Flyer panels in Leeds, England

With the help of everyone involved, including our driver Graham from Crime Scene Records, the show traveled to towns small and large across spring-thawed Britain, including Brighton, Boston, Leeds, Newport, and more. Although at times the drives, work load, and cramped spaces sometimes tested the nerves of all involved, the shows helped the bands and curators forge friendships and instigate a candid, multi-angled, and longlasting dialog with fans, artists, and musicians from both sides of the Atlantic who have spent their lives tryng to be true to the ethics and aesthetics of punk rock.

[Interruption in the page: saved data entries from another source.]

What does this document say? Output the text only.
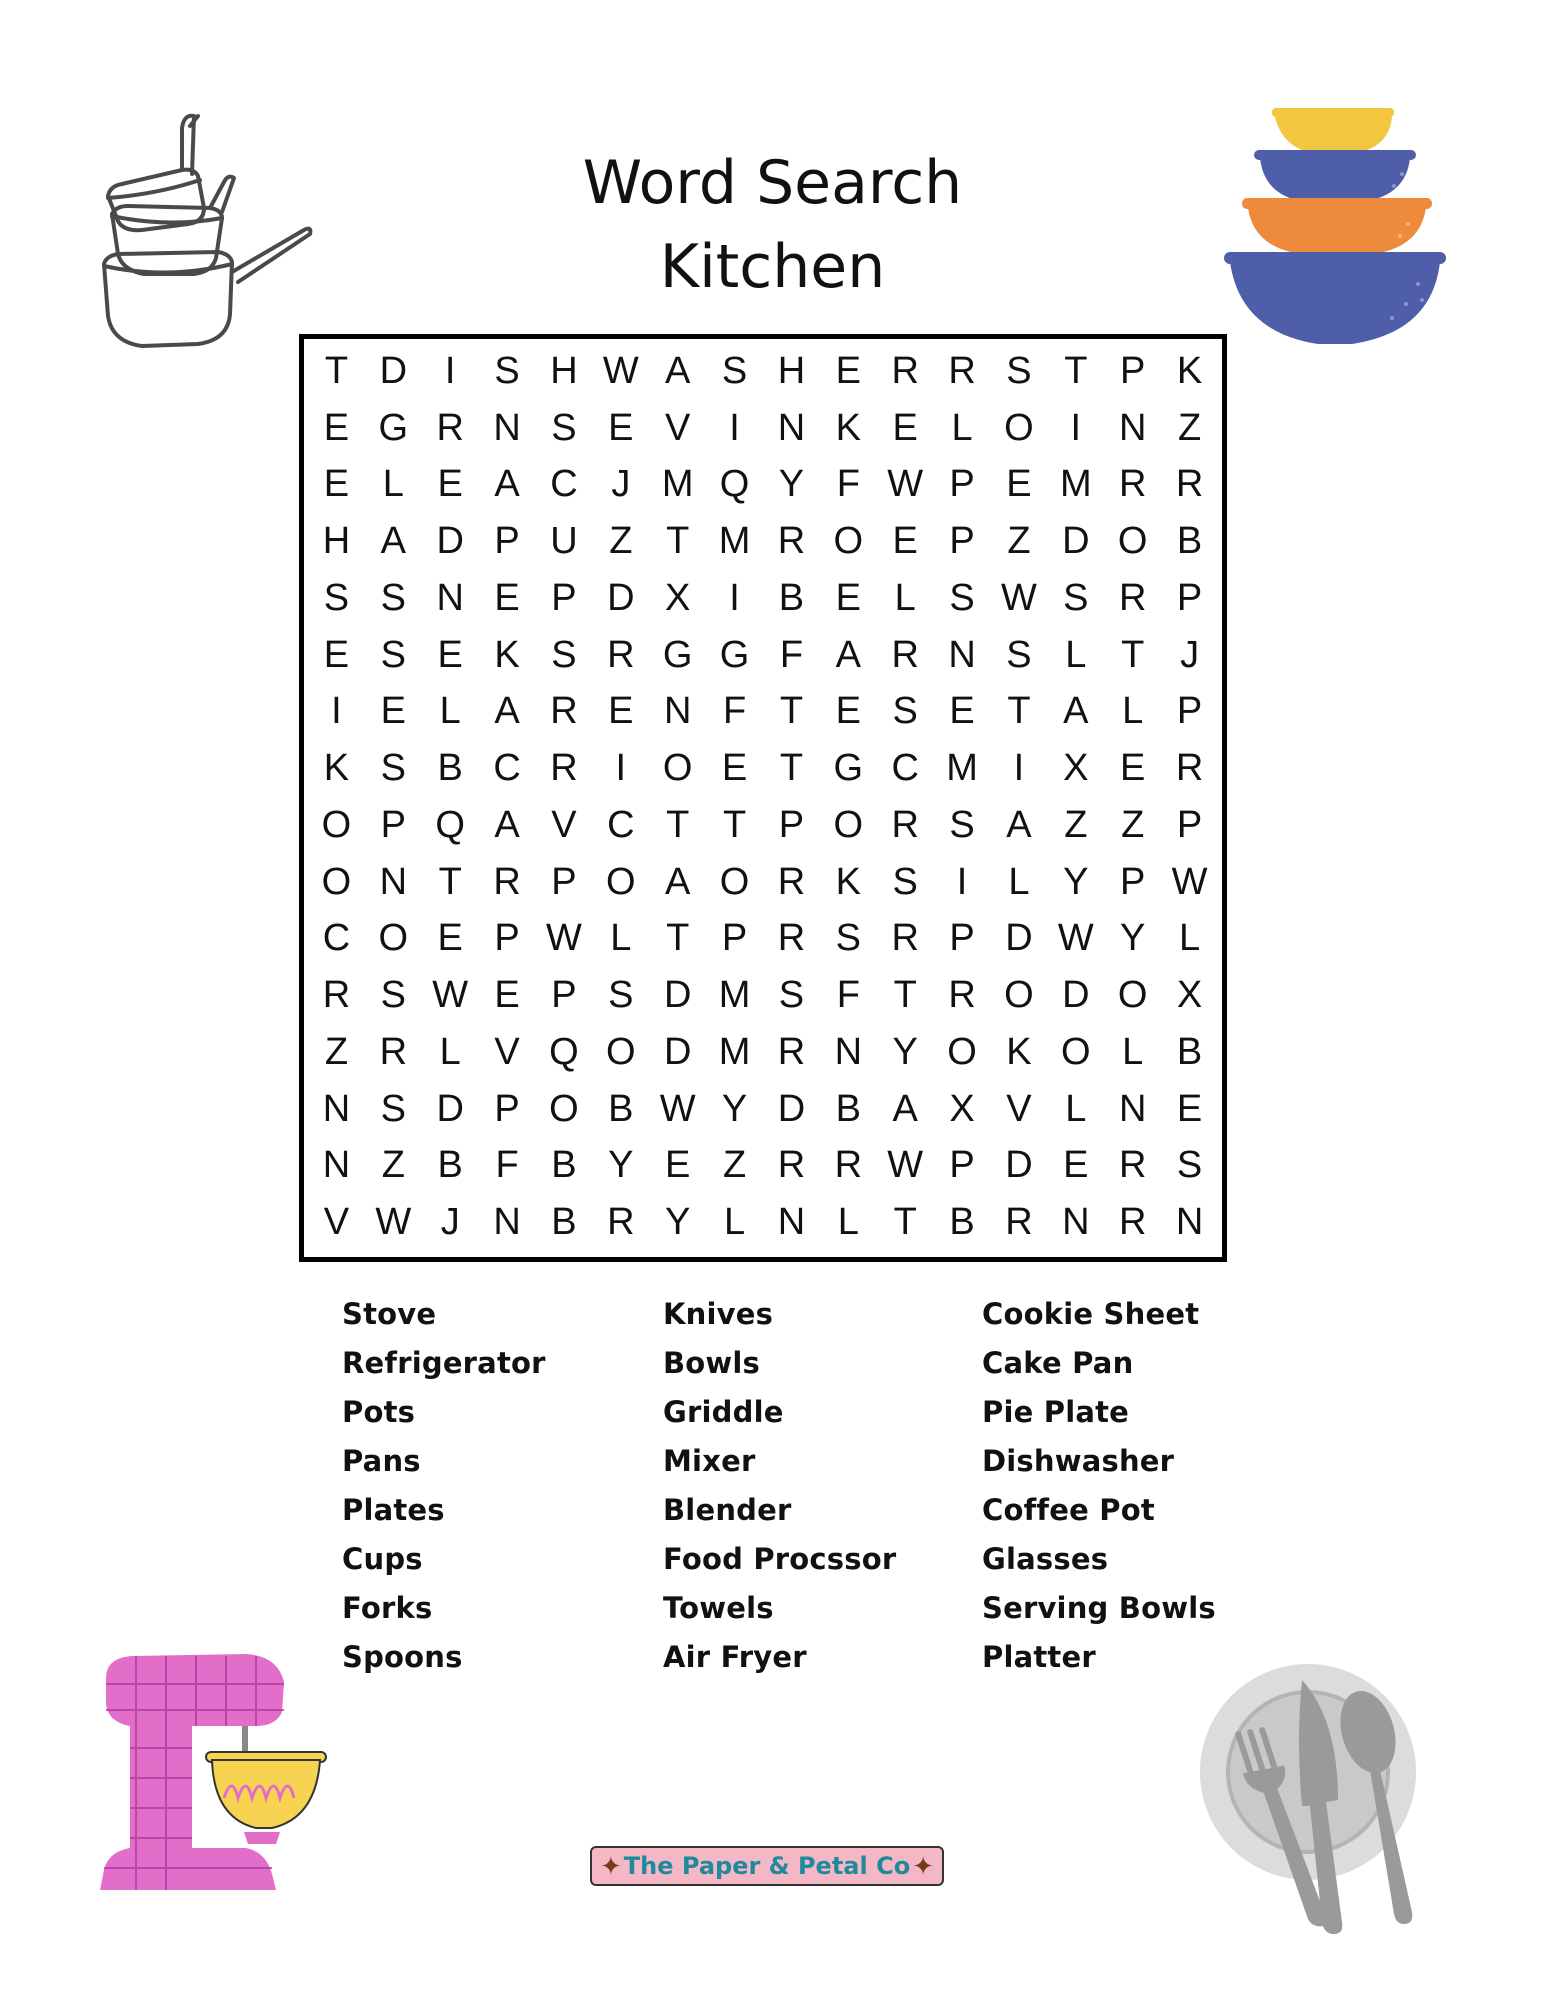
Word Search
Kitchen
T D I	S H W A S H E R R S T P K
E G R N S E V	I N K E L O I N Z
E L E A C J M Q Y F W P E M R R
H A D P U Z T M R O E P Z D O B
S S N E P D X	I	B E L S W S R P
E S E K S R G G F A R N S L T J
I	E L A R E N F T E S E T A L P
K S B C R I O E T G C M I	X E R
O P Q A V C T T P O R S A Z Z P
O N T R P O A O R K S	I	L Y P W
C O E P W L T P R S R P D W Y L
R S W E P S D M S F T R O D O X
Z R L V Q O D M R N Y O K O L B
N S D P O B W Y D B A X V L N E
N Z B F B Y E Z R R W P D E R S
V W J N B R Y L N L T B R N R N
Stove
Refrigerator
Pots
Pans
Plates
Cups
Forks
Spoons
Knives
Bowls
Griddle
Mixer
Blender
Food Procssor
Towels
Air Fryer
Cookie Sheet
Cake Pan
Pie Plate
Dishwasher
Coffee Pot
Glasses
Serving Bowls
Platter
✦ The Paper & Petal Co ✦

Key memories include staying with Marv, editor of Gadgie fanzine, in Boston, where Biscuit got up in the wee morning hours to make crayon drawings with his daughter. She cried terribly as the van pulled away. In addition, Graham was able to coax some rare flyers from the hands of the former guitarist of Ripcord, an infamous late 1980’s U.K. thrashcore band, in a hush hush deal while the van rested in the quiet block of his neighborhood. Then there were two lads who followed the bands to four different shows, even jetting alongside the band on the highway. We were also honored to meet “old school” fan Paul Cooper, now a journalist for Left of the Dial, who was basically left out in the rain with his family in Brighton because they would not allow children into the venue, even before opening hours. Lastly, we played two shows with the rather glum “crustcore” band from Portland known as Tragedy, who were surprised to find the Bombs playing ZZ Top’s “Heard it on the X,” which they too covered, but without our redneck gator speed boogie. At the Leeds skate park, both bands played to 800 kids who were mostly packed into giant bowls and half-pipes, only partly conscious of the music blaring from a tiny stage. In the end, David Ensminger brought home an entire box of records, a pile of English fliers, and memories thick as a book.